Proposal to handle Data Openness in the Open Source AI definition [RFC]

You missing a pattern that open a loophole in the whole reasoning:

  1. OpenWashing AI: developers with low-integrity and full IP rights that pretend to comply to the OpenSource AI definition by distributing the system with a different dataset from the one used to train the model, to gain people trust in their weights, legal exemptions and full freedom to inject whatever bias or undetectable backdoor in the released weights (used by most people and organizations) without any accountability.

Also note that moral integrity has always been orthogonal to the open sourceness of a project: think for example to the backdoor implanted over the years in XZ Utils and how the morality of the developers had no impact on the legal status of the released software.

The problem with this approach is that it removes the need for a further “Open Source AI” definition, since we already have “open source software”, “open data” and “freeware”.

“Open Source AI without Open Data” is just “Open Source Software with FreeWare weights”.

Furthermore distinguishing between OSAI D+ and OSAI D- would also pose a huge legal risk on people creating derivative works from OSAI D+ systems in jurisdictions that decide to promote OSAI D+ but not OSAI D-.
In fact, a whistleblower might reveal to the authorities that an AI system that pretended to be OSAI D+ was not trained on the data released, suddenly changing the legal status of the system and of all all derivative works from OSAI D+ and OSAI D-.

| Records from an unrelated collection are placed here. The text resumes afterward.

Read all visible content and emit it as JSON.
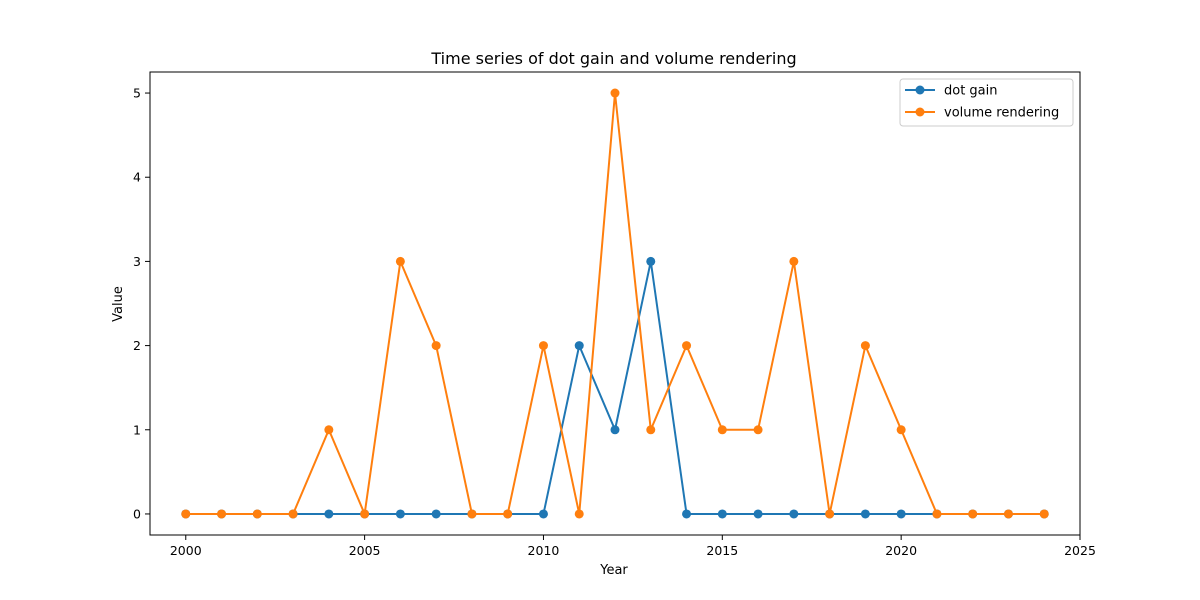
{
  "chart_data": {
    "type": "line",
    "title": "Time series of dot gain and volume rendering",
    "xlabel": "Year",
    "ylabel": "Value",
    "x": [
      2000,
      2001,
      2002,
      2003,
      2004,
      2005,
      2006,
      2007,
      2008,
      2009,
      2010,
      2011,
      2012,
      2013,
      2014,
      2015,
      2016,
      2017,
      2018,
      2019,
      2020,
      2021,
      2022,
      2023,
      2024
    ],
    "xlim": [
      1999,
      2025
    ],
    "ylim": [
      -0.25,
      5.25
    ],
    "xticks": [
      2000,
      2005,
      2010,
      2015,
      2020,
      2025
    ],
    "yticks": [
      0,
      1,
      2,
      3,
      4,
      5
    ],
    "grid": false,
    "legend": "top-right",
    "series": [
      {
        "name": "dot gain",
        "color": "#1f77b4",
        "values": [
          0,
          0,
          0,
          0,
          0,
          0,
          0,
          0,
          0,
          0,
          0,
          2,
          1,
          3,
          0,
          0,
          0,
          0,
          0,
          0,
          0,
          0,
          0,
          0,
          0
        ]
      },
      {
        "name": "volume rendering",
        "color": "#ff7f0e",
        "values": [
          0,
          0,
          0,
          0,
          1,
          0,
          3,
          2,
          0,
          0,
          2,
          0,
          5,
          1,
          2,
          1,
          1,
          3,
          0,
          2,
          1,
          0,
          0,
          0,
          0
        ]
      }
    ]
  }
}
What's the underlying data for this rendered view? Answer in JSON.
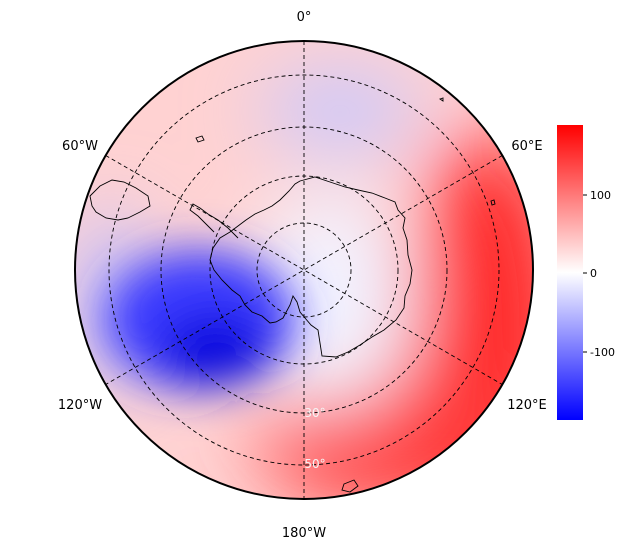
{
  "map": {
    "projection": "south-polar-stereographic",
    "longitude_labels": {
      "top": "0°",
      "upper_left": "60°W",
      "upper_right": "60°E",
      "lower_left": "120°W",
      "lower_right": "120°E",
      "bottom": "180°W"
    },
    "latitude_labels": [
      "30°",
      "50°"
    ],
    "gridlines": "dashed",
    "field_extremes": [
      {
        "lon_deg": -117,
        "lat_deg": -52,
        "value": -185
      },
      {
        "lon_deg": 10,
        "lat_deg": -30,
        "value": -55
      },
      {
        "lon_deg": 120,
        "lat_deg": -30,
        "value": 175
      },
      {
        "lon_deg": 150,
        "lat_deg": -45,
        "value": 120
      }
    ]
  },
  "colorbar": {
    "tick_labels": [
      "100",
      "0",
      "-100"
    ],
    "tick_values": [
      100,
      0,
      -100
    ],
    "range": [
      -185,
      185
    ],
    "colors": {
      "low": "#0000ff",
      "mid": "#ffffff",
      "high": "#ff0000"
    }
  }
}
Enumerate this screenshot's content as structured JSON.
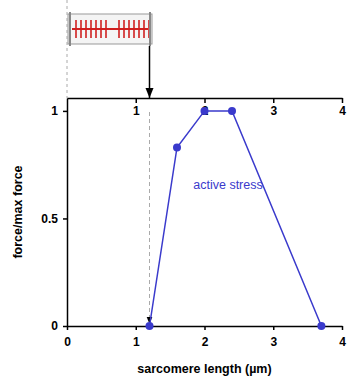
{
  "chart_data": {
    "type": "line",
    "x": [
      1.2,
      1.6,
      2.0,
      2.4,
      3.7
    ],
    "series": [
      {
        "name": "active stress",
        "color": "#3a3acc",
        "values": [
          0,
          0.83,
          1,
          1,
          0
        ],
        "marker": "circle"
      }
    ],
    "x_label": "sarcomere length (µm)",
    "y_label": "force/max force",
    "xlim": [
      0,
      4
    ],
    "ylim": [
      0,
      1.06
    ],
    "xticks": [
      0,
      1,
      2,
      3,
      4
    ],
    "yticks": [
      0,
      0.5,
      1
    ],
    "top_xticks": [
      1,
      2,
      3,
      4
    ]
  }
}
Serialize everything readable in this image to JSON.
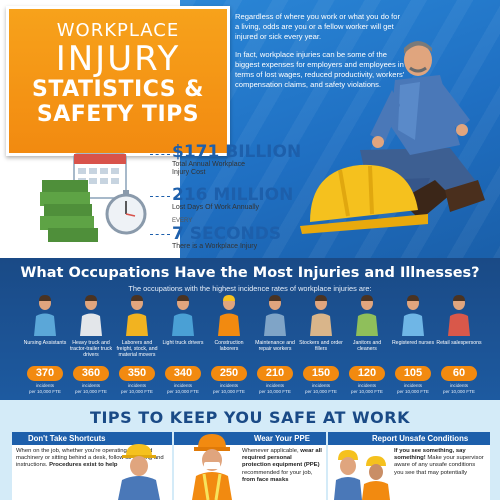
{
  "hero": {
    "title_line1": "WORKPLACE",
    "title_line2": "INJURY",
    "title_line3": "STATISTICS &",
    "title_line4": "SAFETY TIPS",
    "paragraph1": "Regardless of where you work or what you do for a living, odds are you or a fellow worker will get injured or sick every year.",
    "paragraph2": "In fact, workplace injuries can be some of the biggest expenses for employers and employees in terms of lost wages, reduced productivity, workers' compensation claims, and safety violations.",
    "colors": {
      "orange": "#f28a10",
      "blue": "#1d5fab",
      "navy": "#1a4a86"
    }
  },
  "stats": [
    {
      "value": "$171 BILLION",
      "label_line1": "Total Annual Workplace",
      "label_line2": "Injury Cost"
    },
    {
      "value": "216 MILLION",
      "label_line1": "Lost Days Of Work Annually",
      "label_line2": ""
    },
    {
      "prefix": "EVERY",
      "value": "7 SECONDS",
      "label_line1": "There is a Workplace Injury",
      "label_line2": ""
    }
  ],
  "occupations": {
    "title": "What Occupations Have the Most Injuries and Illnesses?",
    "subtitle": "The occupations with the highest incidence rates of workplace injuries are:",
    "unit_line1": "incidents",
    "unit_line2": "per 10,000 FTE",
    "items": [
      {
        "label": "Nursing Assistants",
        "value": "370",
        "icon": "nurse-figure",
        "color": "#5ba7d8"
      },
      {
        "label": "Heavy truck and tractor-trailer truck drivers",
        "value": "360",
        "icon": "truck-driver-figure",
        "color": "#e3e6ea"
      },
      {
        "label": "Laborers and freight, stock, and material movers",
        "value": "350",
        "icon": "worker-figure",
        "color": "#f2b320"
      },
      {
        "label": "Light truck drivers",
        "value": "340",
        "icon": "driver-figure",
        "color": "#4aa0d5"
      },
      {
        "label": "Construction laborers",
        "value": "250",
        "icon": "construction-figure",
        "color": "#f28a10"
      },
      {
        "label": "Maintenance and repair workers",
        "value": "210",
        "icon": "repair-figure",
        "color": "#7fa4c7"
      },
      {
        "label": "Stockers and order fillers",
        "value": "150",
        "icon": "stocker-figure",
        "color": "#d9b58a"
      },
      {
        "label": "Janitors and cleaners",
        "value": "120",
        "icon": "janitor-figure",
        "color": "#8fbf5b"
      },
      {
        "label": "Registered nurses",
        "value": "105",
        "icon": "rn-figure",
        "color": "#6fb6e6"
      },
      {
        "label": "Retail salespersons",
        "value": "60",
        "icon": "retail-figure",
        "color": "#d9584a"
      }
    ]
  },
  "tips": {
    "title": "TIPS TO KEEP YOU SAFE AT WORK",
    "cards": [
      {
        "heading": "Don't Take Shortcuts",
        "body": "When on the job, whether you're operating tools and machinery or sitting behind a desk, follow all training and instructions.",
        "body_bold": "Procedures exist to help"
      },
      {
        "heading": "Wear Your PPE",
        "body": "Whenever applicable, ",
        "body_bold": "wear all required personal protection equipment (PPE)",
        "body_tail": " recommended for your job, ",
        "body_bold2": "from face masks"
      },
      {
        "heading": "Report Unsafe Conditions",
        "body_bold": "If you see something, say something!",
        "body": " Make your supervisor aware of any unsafe conditions you see that may potentially"
      }
    ]
  }
}
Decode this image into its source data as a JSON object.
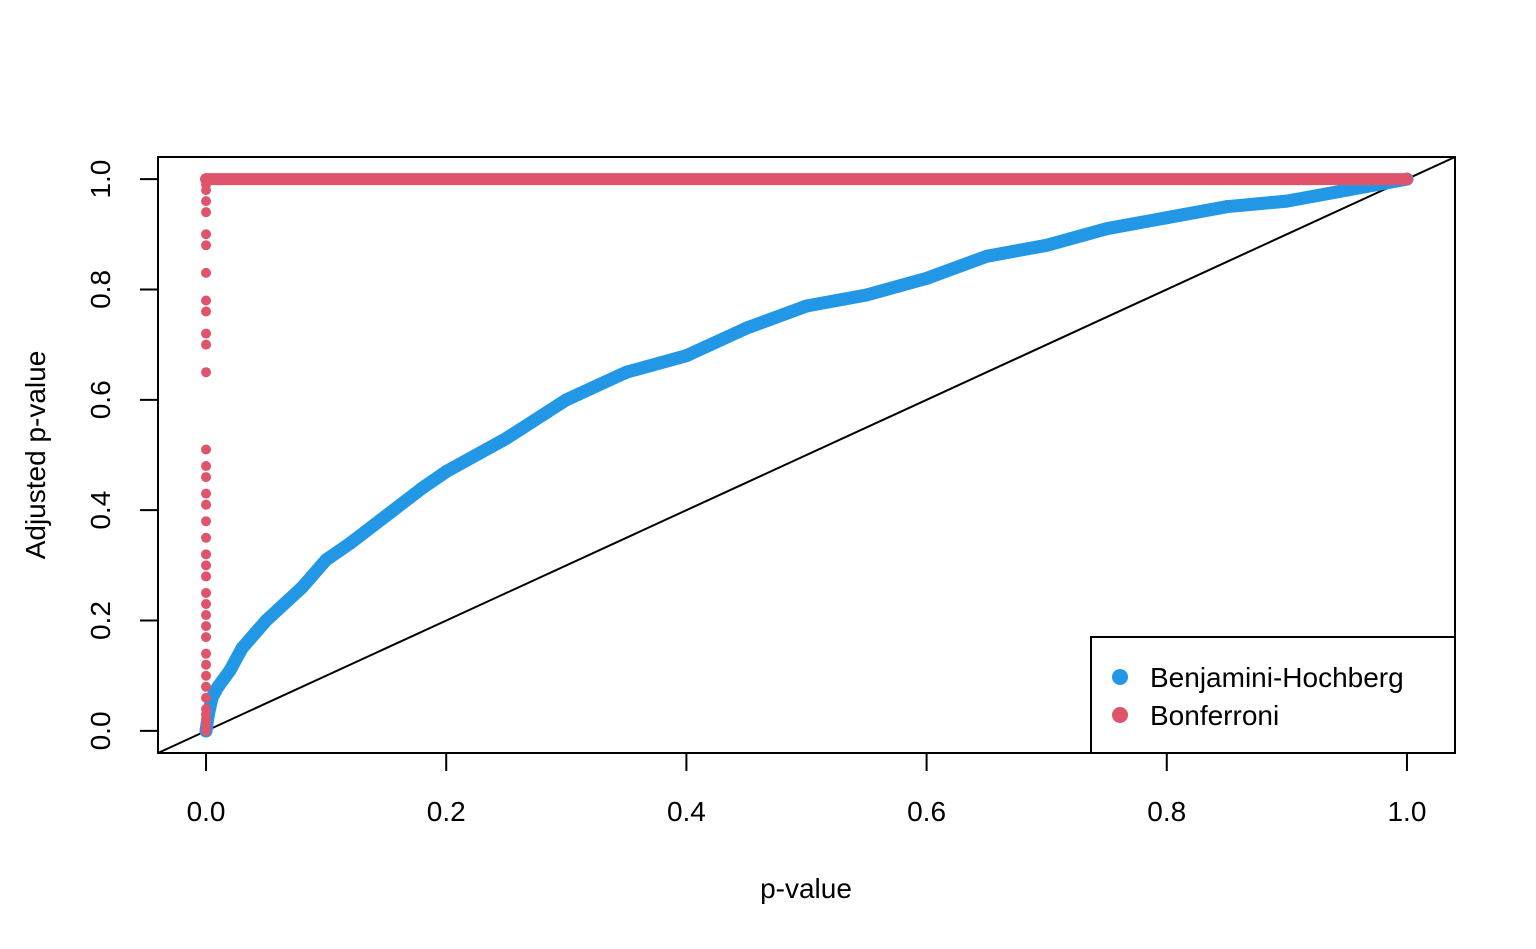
{
  "chart_data": {
    "type": "scatter",
    "xlabel": "p-value",
    "ylabel": "Adjusted p-value",
    "xlim": [
      -0.04,
      1.04
    ],
    "ylim": [
      -0.04,
      1.04
    ],
    "x_ticks": [
      0.0,
      0.2,
      0.4,
      0.6,
      0.8,
      1.0
    ],
    "x_tick_labels": [
      "0.0",
      "0.2",
      "0.4",
      "0.6",
      "0.8",
      "1.0"
    ],
    "y_ticks": [
      0.0,
      0.2,
      0.4,
      0.6,
      0.8,
      1.0
    ],
    "y_tick_labels": [
      "0.0",
      "0.2",
      "0.4",
      "0.6",
      "0.8",
      "1.0"
    ],
    "grid": false,
    "legend_position": "bottom-right",
    "reference_line": {
      "type": "identity",
      "from": [
        -0.04,
        -0.04
      ],
      "to": [
        1.04,
        1.04
      ],
      "color": "#000000"
    },
    "series": [
      {
        "name": "Benjamini-Hochberg",
        "color": "#2297E6",
        "curve_points": [
          [
            0.0,
            0.0
          ],
          [
            0.002,
            0.03
          ],
          [
            0.005,
            0.06
          ],
          [
            0.01,
            0.08
          ],
          [
            0.02,
            0.11
          ],
          [
            0.03,
            0.15
          ],
          [
            0.05,
            0.2
          ],
          [
            0.08,
            0.26
          ],
          [
            0.1,
            0.31
          ],
          [
            0.12,
            0.34
          ],
          [
            0.15,
            0.39
          ],
          [
            0.18,
            0.44
          ],
          [
            0.2,
            0.47
          ],
          [
            0.25,
            0.53
          ],
          [
            0.3,
            0.6
          ],
          [
            0.35,
            0.65
          ],
          [
            0.4,
            0.68
          ],
          [
            0.45,
            0.73
          ],
          [
            0.5,
            0.77
          ],
          [
            0.55,
            0.79
          ],
          [
            0.6,
            0.82
          ],
          [
            0.65,
            0.86
          ],
          [
            0.7,
            0.88
          ],
          [
            0.75,
            0.91
          ],
          [
            0.8,
            0.93
          ],
          [
            0.85,
            0.95
          ],
          [
            0.9,
            0.96
          ],
          [
            0.95,
            0.98
          ],
          [
            1.0,
            1.0
          ]
        ]
      },
      {
        "name": "Bonferroni",
        "color": "#DF536B",
        "vertical_points": {
          "x": 0.0,
          "y": [
            0.0,
            0.01,
            0.02,
            0.03,
            0.04,
            0.06,
            0.08,
            0.1,
            0.12,
            0.14,
            0.17,
            0.19,
            0.21,
            0.23,
            0.25,
            0.28,
            0.3,
            0.32,
            0.35,
            0.38,
            0.41,
            0.43,
            0.46,
            0.48,
            0.51,
            0.65,
            0.7,
            0.72,
            0.76,
            0.78,
            0.83,
            0.88,
            0.9,
            0.94,
            0.96,
            0.98,
            0.99,
            1.0
          ]
        },
        "plateau": {
          "from": 0.0,
          "to": 1.0,
          "y": 1.0
        }
      }
    ]
  }
}
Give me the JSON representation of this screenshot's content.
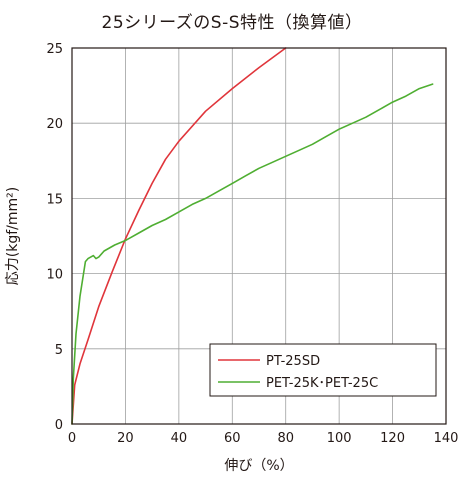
{
  "chart_data": {
    "type": "line",
    "title": "25シリーズのS-S特性（換算値）",
    "xlabel": "伸び（%）",
    "ylabel": "応力(kgf/mm²)",
    "xlim": [
      0,
      140
    ],
    "ylim": [
      0,
      25
    ],
    "xticks": [
      0,
      20,
      40,
      60,
      80,
      100,
      120,
      140
    ],
    "yticks": [
      0,
      5,
      10,
      15,
      20,
      25
    ],
    "grid": true,
    "legend_position": "bottom-right",
    "series": [
      {
        "name": "PT-25SD",
        "color": "#e0353b",
        "x": [
          0,
          1,
          3,
          6,
          10,
          15,
          20,
          25,
          30,
          35,
          40,
          50,
          60,
          70,
          80
        ],
        "y": [
          0,
          2.6,
          4.0,
          5.6,
          7.8,
          10.1,
          12.3,
          14.2,
          16.0,
          17.6,
          18.8,
          20.8,
          22.3,
          23.7,
          25.0
        ]
      },
      {
        "name": "PET-25K･PET-25C",
        "color": "#4fae32",
        "x": [
          0,
          0.5,
          1.5,
          3,
          5,
          6,
          8,
          9,
          10,
          12,
          14,
          16,
          20,
          25,
          30,
          35,
          40,
          45,
          50,
          55,
          60,
          65,
          70,
          75,
          80,
          85,
          90,
          95,
          100,
          105,
          110,
          115,
          120,
          125,
          130,
          135
        ],
        "y": [
          0,
          3.0,
          6.0,
          8.5,
          10.8,
          11.0,
          11.2,
          11.0,
          11.1,
          11.5,
          11.7,
          11.9,
          12.2,
          12.7,
          13.2,
          13.6,
          14.1,
          14.6,
          15.0,
          15.5,
          16.0,
          16.5,
          17.0,
          17.4,
          17.8,
          18.2,
          18.6,
          19.1,
          19.6,
          20.0,
          20.4,
          20.9,
          21.4,
          21.8,
          22.3,
          22.6
        ]
      }
    ]
  }
}
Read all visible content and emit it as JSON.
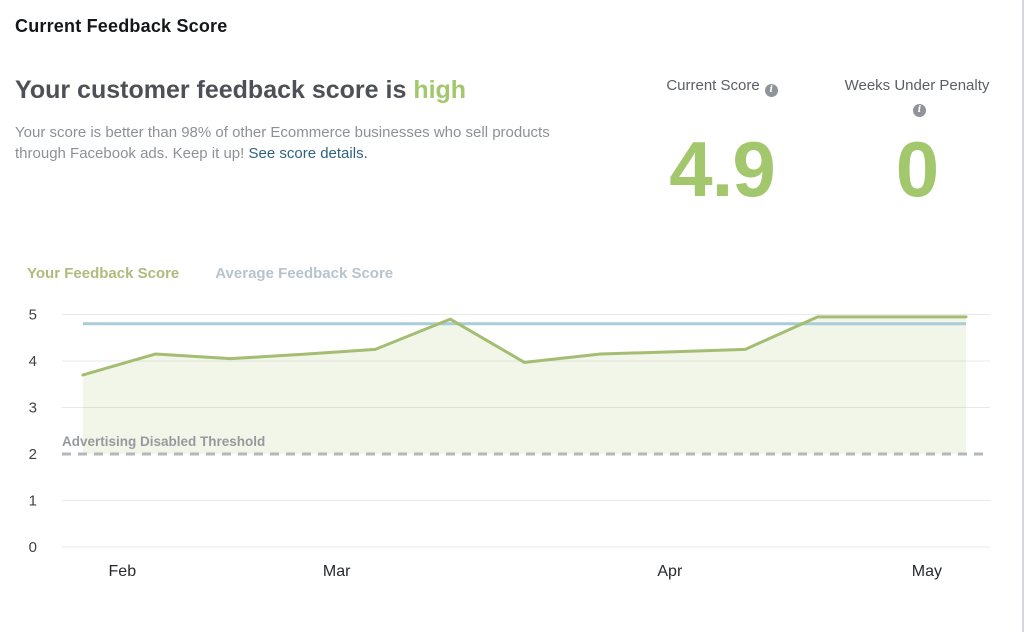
{
  "page": {
    "title": "Current Feedback Score"
  },
  "summary": {
    "headline_prefix": "Your customer feedback score is ",
    "headline_status": "high",
    "body_text": "Your score is better than 98% of other Ecommerce businesses who sell products through Facebook ads. Keep it up! ",
    "link_text": "See score details."
  },
  "stats": [
    {
      "label": "Current Score",
      "value": "4.9"
    },
    {
      "label": "Weeks Under Penalty",
      "value": "0"
    }
  ],
  "colors": {
    "accent_green": "#a2c76c",
    "link_blue": "#2f617f",
    "legend_your": "#b0ba7c",
    "legend_average": "#b6c4ce"
  },
  "chart_data": {
    "type": "line",
    "title": "",
    "xlabel": "",
    "ylabel": "",
    "ylim": [
      0,
      5
    ],
    "y_ticks": [
      5,
      4,
      3,
      2,
      1,
      0
    ],
    "grid": true,
    "legend_position": "top-left",
    "x_ticks": [
      {
        "label": "Feb",
        "pos": 0.065
      },
      {
        "label": "Mar",
        "pos": 0.296
      },
      {
        "label": "Apr",
        "pos": 0.655
      },
      {
        "label": "May",
        "pos": 0.932
      }
    ],
    "threshold": {
      "label": "Advertising Disabled Threshold",
      "value": 2
    },
    "series": [
      {
        "name": "Your Feedback Score",
        "color": "#a4bd72",
        "fill": "rgba(165,196,118,0.16)",
        "points": [
          {
            "x": 0.0,
            "y": 3.7
          },
          {
            "x": 0.082,
            "y": 4.15
          },
          {
            "x": 0.167,
            "y": 4.05
          },
          {
            "x": 0.254,
            "y": 4.15
          },
          {
            "x": 0.331,
            "y": 4.25
          },
          {
            "x": 0.416,
            "y": 4.9
          },
          {
            "x": 0.5,
            "y": 3.97
          },
          {
            "x": 0.586,
            "y": 4.15
          },
          {
            "x": 0.67,
            "y": 4.2
          },
          {
            "x": 0.75,
            "y": 4.25
          },
          {
            "x": 0.832,
            "y": 4.95
          },
          {
            "x": 0.914,
            "y": 4.95
          },
          {
            "x": 1.0,
            "y": 4.95
          }
        ]
      },
      {
        "name": "Average Feedback Score",
        "color": "#a9ccd8",
        "points": [
          {
            "x": 0.0,
            "y": 4.8
          },
          {
            "x": 1.0,
            "y": 4.8
          }
        ]
      }
    ]
  }
}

The fact that it’s not “Open-enough” if you cannot really study the system because essential data and information are kept secret.
In fact, as a system, it’s not open at all.

The high integrity of the developers in the P quadrant (those who have no IP rights on the dataset they used to train the weights) would prevent them to support an ambiguity that would open wash all AI where the actual data are not shared.